On a more somber note, I doubt the prison photos won the hearts and minds of Iraqis everywhere -- though I could be wrong.

Another failure to nuance.

Another failure to nuance.

As long as we're talking

As long as we're talking about understanding the audience, I think we should take into account what the Iraqis want the punishment for these "soldiers" to be. I have to wonder, will anything less than a death penalty be an appropriate punishment for those guards guilty of murder? Maybe it would be in our eyes, but would it in the eyes of Iraqis? And what about those who are guilty of less than murder - the torture and humiliation of prisoners, 60% of whom the Army's internal report said were innocent? I don't really know what an appropriate penalty would be. If they were tried by Iraqi courts, penalties handed out might satisfy the local population, but if we won't give in to the ICC we certainly won't give in to people whose nation we're occupying. I have the feeling that even long prison sentences for the perpetrators wouldn't be enough to make up for what's been done.

The Muslim world has given

The Muslim world has given rise to fanatics that have killed untold thousands of innocent people. The Iraqis, like other Muslims, enjoy celebrating the death and mutilation of Americans. I think a little torture and degradation pales in comparison.

So let me get this straight,

So let me get this straight, Robin: those "bad guys" are real bad, and our miscreants are only kinda bad, so that makes us good? How very simplistic. Sorry, that plane doesn't fly. Saying that the "Muslim world" has given rise to fanatics and using that as justification for the torture and humiliation of innocent people (see the internal Army report I cited above) makes about as much sense as saying that the "Western world" has given rise to serial killers and therefore stringing me up by my scrotum and suffocating me.

Generalizing about Muslims enjoying the death and mutilation of Americans is a very big mistake. Perhaps you missed the Muslim clerics who denounced the mutilation and celebrations? There are extremists in every culture, ours included. Making them the rule rather than the exception is not a good course of action. The whole reason things are as messy as they are right now is because people over on that side make the same sort of righteous-revenge arguments you're making right now, Robin. Ever stop to think about that?

Robin, "Whoever fights


"Whoever fights monsters should see to it that in the process he does not become a monster."

Perhaps the best punsihment

Perhaps the best punsihment would be that age-old method of military discipline: flogging.

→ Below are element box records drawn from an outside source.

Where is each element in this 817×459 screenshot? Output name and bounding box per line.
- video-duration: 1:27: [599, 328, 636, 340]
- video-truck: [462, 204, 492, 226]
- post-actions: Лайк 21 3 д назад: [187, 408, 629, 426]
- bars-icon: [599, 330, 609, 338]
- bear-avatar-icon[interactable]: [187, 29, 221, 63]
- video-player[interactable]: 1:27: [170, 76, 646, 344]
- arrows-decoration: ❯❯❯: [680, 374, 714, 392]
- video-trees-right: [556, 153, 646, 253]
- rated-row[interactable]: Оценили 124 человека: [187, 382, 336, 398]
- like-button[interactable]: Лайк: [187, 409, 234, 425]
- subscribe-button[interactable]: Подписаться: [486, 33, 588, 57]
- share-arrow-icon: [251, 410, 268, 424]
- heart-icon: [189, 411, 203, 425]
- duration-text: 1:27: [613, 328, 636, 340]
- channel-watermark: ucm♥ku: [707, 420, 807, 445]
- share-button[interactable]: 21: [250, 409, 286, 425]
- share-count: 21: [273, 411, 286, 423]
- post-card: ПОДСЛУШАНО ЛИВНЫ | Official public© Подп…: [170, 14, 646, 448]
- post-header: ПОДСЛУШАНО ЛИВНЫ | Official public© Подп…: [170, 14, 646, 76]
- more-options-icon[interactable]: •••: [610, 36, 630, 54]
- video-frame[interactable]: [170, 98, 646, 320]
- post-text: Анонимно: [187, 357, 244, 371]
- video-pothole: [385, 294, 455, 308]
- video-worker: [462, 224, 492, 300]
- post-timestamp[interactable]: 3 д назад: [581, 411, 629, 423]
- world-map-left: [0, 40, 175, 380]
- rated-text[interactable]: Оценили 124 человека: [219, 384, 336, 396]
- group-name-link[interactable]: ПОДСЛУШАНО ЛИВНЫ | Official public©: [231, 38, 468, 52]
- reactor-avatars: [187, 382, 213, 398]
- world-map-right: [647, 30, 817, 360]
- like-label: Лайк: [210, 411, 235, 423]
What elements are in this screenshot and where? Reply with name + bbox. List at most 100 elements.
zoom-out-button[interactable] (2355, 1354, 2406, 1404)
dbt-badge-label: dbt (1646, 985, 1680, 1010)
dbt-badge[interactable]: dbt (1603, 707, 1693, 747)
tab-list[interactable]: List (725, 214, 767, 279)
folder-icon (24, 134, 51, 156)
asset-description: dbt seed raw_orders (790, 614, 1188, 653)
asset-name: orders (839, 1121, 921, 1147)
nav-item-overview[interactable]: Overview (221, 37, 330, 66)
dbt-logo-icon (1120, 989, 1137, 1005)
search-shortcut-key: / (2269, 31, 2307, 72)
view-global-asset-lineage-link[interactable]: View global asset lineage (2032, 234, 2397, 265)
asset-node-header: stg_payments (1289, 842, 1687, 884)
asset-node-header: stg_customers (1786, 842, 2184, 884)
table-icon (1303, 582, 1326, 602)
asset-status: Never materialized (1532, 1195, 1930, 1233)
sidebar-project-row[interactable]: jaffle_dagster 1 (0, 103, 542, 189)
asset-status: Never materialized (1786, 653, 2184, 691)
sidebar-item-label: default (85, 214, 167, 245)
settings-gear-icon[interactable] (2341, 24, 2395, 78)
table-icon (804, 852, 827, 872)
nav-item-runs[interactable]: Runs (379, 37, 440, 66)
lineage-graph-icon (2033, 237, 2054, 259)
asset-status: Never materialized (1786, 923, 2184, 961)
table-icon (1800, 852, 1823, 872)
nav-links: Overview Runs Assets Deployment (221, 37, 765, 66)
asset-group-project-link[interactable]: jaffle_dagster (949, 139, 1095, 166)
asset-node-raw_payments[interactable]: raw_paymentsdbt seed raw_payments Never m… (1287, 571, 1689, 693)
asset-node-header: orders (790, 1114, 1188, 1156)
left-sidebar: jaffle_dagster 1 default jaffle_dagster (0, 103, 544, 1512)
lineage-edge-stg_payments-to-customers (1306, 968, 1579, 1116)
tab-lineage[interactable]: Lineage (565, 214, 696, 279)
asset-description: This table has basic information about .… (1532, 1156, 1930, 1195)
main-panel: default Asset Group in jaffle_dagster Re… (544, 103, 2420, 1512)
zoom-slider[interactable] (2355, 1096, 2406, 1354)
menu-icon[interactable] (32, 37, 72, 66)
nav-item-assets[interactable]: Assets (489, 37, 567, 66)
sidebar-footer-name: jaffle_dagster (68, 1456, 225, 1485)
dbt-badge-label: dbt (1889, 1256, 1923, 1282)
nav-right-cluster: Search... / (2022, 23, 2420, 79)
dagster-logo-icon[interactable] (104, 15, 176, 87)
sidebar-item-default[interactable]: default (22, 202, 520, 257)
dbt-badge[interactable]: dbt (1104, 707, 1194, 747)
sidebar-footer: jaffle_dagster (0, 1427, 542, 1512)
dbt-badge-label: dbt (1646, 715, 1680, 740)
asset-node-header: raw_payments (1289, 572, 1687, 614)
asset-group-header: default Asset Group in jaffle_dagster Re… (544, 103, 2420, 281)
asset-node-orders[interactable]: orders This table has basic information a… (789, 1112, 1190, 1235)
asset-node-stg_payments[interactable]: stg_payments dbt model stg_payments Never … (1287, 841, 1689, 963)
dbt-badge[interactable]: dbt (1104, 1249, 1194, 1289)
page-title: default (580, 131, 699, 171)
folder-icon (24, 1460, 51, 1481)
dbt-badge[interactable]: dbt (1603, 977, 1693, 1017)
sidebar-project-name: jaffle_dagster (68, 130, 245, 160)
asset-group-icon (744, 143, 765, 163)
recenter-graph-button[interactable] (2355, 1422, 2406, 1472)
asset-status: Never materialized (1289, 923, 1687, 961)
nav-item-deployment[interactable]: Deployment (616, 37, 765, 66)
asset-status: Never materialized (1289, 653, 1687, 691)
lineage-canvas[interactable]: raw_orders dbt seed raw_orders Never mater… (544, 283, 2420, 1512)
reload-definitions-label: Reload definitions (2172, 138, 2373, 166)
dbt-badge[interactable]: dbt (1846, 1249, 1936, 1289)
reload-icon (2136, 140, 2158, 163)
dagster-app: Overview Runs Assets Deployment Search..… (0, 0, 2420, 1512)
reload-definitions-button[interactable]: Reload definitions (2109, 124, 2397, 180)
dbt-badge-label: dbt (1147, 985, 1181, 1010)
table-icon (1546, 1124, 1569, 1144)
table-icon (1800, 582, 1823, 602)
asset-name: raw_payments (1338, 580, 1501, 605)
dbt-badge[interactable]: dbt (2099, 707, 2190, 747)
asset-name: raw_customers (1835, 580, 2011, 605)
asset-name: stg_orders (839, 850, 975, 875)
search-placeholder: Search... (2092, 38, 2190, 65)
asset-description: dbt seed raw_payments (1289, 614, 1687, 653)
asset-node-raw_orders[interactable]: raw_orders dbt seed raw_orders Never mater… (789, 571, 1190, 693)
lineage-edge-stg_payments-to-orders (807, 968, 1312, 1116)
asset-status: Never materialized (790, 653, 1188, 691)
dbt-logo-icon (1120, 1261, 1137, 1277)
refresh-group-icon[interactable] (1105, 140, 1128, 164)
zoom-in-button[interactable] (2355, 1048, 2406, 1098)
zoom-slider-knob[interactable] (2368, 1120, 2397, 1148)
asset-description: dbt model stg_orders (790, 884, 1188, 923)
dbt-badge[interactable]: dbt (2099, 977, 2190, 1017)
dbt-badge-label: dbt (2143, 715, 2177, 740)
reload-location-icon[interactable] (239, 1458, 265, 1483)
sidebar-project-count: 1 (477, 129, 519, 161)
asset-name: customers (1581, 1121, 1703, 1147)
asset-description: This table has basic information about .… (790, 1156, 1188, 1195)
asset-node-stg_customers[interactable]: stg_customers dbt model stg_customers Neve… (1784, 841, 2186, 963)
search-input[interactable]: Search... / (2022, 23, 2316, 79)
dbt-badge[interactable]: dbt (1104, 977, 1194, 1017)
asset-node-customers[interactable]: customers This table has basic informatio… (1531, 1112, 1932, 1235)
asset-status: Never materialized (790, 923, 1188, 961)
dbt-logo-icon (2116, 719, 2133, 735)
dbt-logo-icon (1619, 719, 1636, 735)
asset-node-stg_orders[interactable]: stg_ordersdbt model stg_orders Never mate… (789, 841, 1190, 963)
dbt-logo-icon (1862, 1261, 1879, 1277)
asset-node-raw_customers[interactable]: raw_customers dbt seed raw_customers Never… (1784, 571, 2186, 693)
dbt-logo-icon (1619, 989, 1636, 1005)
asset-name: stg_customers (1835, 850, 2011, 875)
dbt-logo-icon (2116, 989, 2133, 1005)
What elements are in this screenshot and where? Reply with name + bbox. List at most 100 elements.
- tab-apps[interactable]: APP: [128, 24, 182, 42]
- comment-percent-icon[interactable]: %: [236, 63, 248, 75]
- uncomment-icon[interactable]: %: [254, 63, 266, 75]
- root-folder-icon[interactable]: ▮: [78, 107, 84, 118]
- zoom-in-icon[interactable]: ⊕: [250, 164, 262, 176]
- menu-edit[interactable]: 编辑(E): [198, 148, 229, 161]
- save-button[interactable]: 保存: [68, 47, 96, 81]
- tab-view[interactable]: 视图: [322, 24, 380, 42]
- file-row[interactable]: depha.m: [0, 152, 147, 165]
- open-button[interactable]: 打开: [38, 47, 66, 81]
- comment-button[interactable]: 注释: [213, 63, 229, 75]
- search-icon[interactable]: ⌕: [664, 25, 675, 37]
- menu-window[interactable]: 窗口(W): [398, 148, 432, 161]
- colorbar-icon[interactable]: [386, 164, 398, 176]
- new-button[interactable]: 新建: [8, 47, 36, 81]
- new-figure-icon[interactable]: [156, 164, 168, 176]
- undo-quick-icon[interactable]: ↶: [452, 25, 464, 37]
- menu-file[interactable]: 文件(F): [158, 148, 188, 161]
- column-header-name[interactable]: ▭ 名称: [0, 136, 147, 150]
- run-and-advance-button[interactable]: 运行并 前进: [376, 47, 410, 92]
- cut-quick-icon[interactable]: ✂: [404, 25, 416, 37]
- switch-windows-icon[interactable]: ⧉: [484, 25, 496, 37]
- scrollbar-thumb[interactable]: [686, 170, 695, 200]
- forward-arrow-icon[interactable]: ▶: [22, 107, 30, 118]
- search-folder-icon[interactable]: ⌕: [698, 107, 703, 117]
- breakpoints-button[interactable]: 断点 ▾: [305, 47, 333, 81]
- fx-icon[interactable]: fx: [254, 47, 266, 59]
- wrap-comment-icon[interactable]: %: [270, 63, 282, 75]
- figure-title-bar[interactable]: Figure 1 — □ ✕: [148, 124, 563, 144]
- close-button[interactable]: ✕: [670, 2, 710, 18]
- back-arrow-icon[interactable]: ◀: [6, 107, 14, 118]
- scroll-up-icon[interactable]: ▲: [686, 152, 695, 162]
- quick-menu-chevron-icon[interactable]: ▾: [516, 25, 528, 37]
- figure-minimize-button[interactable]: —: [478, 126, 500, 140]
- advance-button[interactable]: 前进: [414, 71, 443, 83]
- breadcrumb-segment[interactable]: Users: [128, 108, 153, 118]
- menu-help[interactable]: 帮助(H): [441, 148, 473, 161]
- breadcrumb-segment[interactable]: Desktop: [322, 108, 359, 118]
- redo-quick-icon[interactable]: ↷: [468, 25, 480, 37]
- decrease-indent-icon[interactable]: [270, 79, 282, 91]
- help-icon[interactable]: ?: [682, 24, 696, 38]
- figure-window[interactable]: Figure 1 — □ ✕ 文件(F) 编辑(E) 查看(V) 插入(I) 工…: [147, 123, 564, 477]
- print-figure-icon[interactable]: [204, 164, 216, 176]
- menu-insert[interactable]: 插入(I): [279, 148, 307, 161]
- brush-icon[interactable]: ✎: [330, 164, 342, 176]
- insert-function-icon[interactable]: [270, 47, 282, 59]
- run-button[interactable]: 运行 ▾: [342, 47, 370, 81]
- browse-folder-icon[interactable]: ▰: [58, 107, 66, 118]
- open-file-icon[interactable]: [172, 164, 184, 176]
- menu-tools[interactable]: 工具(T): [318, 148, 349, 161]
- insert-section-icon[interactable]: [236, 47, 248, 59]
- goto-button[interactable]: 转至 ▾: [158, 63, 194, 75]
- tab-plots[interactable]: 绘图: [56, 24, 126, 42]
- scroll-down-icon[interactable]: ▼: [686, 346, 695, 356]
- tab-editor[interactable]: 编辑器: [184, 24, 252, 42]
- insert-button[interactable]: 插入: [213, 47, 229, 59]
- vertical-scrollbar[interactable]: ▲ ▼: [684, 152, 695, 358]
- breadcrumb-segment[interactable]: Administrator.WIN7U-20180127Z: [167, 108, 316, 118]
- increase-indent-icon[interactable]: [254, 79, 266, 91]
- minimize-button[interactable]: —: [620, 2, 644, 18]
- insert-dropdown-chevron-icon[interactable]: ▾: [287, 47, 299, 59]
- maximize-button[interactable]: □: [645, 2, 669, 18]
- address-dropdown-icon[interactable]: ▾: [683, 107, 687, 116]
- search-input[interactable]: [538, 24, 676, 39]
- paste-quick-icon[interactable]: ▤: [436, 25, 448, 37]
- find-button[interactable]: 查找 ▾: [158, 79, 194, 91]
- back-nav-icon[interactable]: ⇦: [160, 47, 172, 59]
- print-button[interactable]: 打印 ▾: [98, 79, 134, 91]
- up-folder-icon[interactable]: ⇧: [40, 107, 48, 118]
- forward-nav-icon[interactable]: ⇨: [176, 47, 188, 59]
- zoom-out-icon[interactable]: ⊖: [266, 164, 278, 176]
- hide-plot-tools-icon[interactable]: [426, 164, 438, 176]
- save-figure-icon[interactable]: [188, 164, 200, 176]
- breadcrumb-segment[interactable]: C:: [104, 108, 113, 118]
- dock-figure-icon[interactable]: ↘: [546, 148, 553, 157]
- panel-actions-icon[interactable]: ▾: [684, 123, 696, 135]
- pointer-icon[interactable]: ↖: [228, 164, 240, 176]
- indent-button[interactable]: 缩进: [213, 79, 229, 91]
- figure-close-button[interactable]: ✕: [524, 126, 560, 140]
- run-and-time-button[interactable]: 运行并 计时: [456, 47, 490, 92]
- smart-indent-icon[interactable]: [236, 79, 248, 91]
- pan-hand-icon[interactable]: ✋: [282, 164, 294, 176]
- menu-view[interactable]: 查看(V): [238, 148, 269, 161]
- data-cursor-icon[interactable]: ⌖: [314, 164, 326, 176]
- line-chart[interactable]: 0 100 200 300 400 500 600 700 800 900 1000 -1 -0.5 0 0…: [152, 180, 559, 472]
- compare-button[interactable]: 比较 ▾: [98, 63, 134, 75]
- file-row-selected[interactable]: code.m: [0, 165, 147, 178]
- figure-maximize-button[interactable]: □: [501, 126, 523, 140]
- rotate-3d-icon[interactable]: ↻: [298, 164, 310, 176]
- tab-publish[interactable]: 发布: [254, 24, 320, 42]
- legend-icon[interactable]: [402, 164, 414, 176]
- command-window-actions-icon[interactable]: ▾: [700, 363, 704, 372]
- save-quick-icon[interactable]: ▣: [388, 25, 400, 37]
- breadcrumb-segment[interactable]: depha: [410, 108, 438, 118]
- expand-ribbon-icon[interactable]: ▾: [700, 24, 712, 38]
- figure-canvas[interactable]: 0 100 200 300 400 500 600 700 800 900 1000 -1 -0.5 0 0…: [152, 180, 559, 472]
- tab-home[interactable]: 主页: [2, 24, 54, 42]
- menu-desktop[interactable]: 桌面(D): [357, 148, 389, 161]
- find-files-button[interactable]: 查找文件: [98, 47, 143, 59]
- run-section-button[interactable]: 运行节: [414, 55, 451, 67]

Public flogging, in this case, in an open Baghdad square -- following conviction in a court martial, of course -- would send the proper message to the Iraqi public, reinforce discipline in the American ranks, and be a just punishment in that it reciprocates the initial crime onto the perpetriators; that is, causing them pain and humiliation.

It also has the benefit of directly correlating the punishment with the crime itself and being rather quick -- none of this nonsense in which a criminal has a large fraction of his life taken from him, away from the very society he supposedly owes a debt to, at that same society's expense, and without his excessive punishment being remotely related to his actual crime. Jail is rarely an approriate punishment, even less so in this case, where the Iraqis would just have to take our word that the people in question are, in fact, locked up.